We we want a factor that is common to the three quantities, 54, 81 and 18, and is the greatest of them.
This is a question of Greatest Common Factor or Greatest Common Divisor (different names, same thing).
To calculate it, we have to find all the common factors of theses numbers.
One way to do that is to look for numbers that can divide all of them.
The numbers are 54, 81 and 18. As we can see the three numbers are divisable by 3:
[tex]\begin{gathered} \frac{54}{3}=18 \\ \frac{81}{3}=27 \\ \frac{18}{3}=6 \end{gathered}[/tex]So, we now that 3 is a common factor. Let's note it to use later on.

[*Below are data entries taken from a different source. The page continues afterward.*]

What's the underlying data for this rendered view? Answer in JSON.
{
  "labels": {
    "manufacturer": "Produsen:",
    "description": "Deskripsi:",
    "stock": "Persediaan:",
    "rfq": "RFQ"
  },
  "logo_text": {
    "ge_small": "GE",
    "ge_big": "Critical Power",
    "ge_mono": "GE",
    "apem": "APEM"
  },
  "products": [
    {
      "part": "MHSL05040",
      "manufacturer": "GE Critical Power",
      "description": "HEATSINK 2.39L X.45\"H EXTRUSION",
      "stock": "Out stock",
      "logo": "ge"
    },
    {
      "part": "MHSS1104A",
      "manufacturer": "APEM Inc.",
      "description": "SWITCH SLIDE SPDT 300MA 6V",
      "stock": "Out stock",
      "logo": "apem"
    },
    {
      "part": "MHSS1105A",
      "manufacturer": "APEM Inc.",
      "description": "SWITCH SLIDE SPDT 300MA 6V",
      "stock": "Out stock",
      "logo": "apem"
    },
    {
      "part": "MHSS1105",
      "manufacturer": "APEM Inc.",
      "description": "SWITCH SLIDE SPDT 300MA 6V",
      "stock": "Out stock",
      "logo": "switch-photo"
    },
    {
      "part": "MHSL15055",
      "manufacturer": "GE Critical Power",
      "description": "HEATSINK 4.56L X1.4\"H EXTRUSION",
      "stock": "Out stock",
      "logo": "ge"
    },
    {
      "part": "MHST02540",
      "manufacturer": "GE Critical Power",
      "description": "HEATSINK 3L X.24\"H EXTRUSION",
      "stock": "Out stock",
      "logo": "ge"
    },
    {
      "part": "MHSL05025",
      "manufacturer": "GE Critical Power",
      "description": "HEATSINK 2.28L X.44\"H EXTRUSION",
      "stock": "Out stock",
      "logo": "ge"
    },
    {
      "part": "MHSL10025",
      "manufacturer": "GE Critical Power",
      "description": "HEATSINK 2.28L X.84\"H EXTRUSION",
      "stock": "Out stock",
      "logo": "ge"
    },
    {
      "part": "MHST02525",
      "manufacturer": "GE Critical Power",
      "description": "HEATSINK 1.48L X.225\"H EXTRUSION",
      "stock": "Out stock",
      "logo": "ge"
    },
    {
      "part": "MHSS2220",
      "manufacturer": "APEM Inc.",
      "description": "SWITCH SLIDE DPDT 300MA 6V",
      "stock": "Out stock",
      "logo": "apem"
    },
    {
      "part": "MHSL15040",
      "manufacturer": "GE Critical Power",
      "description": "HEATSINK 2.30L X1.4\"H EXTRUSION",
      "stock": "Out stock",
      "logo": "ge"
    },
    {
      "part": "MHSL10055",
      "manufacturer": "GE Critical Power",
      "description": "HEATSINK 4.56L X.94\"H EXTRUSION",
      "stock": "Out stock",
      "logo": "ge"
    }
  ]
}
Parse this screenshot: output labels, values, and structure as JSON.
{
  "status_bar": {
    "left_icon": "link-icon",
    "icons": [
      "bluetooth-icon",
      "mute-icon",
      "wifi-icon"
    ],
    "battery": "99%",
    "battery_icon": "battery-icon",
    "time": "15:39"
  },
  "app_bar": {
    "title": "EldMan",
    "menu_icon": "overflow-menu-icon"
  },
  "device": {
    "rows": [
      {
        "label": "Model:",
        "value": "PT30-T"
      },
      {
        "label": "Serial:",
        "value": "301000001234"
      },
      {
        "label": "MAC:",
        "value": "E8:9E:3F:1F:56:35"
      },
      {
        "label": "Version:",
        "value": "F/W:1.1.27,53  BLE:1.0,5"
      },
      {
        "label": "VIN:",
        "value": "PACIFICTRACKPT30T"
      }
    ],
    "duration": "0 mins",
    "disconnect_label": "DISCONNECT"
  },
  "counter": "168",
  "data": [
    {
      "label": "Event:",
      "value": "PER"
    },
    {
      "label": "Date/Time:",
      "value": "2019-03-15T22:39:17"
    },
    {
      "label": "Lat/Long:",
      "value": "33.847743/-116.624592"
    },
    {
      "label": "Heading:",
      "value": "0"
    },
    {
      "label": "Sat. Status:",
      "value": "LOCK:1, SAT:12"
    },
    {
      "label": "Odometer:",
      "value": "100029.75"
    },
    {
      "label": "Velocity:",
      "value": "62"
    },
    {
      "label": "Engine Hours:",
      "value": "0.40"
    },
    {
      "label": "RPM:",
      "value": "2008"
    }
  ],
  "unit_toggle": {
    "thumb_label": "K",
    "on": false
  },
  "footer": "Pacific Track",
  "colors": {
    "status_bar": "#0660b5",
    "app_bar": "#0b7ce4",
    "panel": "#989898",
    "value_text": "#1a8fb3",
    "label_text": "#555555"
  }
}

Now have got 18, 27 and 6. We can see that, again, all of them are divisable by 3:
[tex]\begin{gathered} \frac{18}{3}=6 \\ \frac{27}{3}=9 \\ \frac{6}{3}=2 \end{gathered}[/tex]And let's note the "3" again to use later on.
The numbers now are 6, 9 and 2. 2 is only divisable by 2, but 9 isn't, so we don't have any more common factors.
In the end, we have the factor 3 and 3, which makes 3*3 = 9. Thus, 9 is the Greates Common Factor of 54, 81 and 18 and it divides them into 6, 9 and 2.
These are the answers we are looking for, because now we know that the most groups we can divide the items into is 9 and each group will have 6, 9 and 2 of those items.
So the phrase of the answer is:
"You can make at most 9 door prizes. Each door prize would have 6 packages of peanuts, 9 fruit bars, and 2 CDs."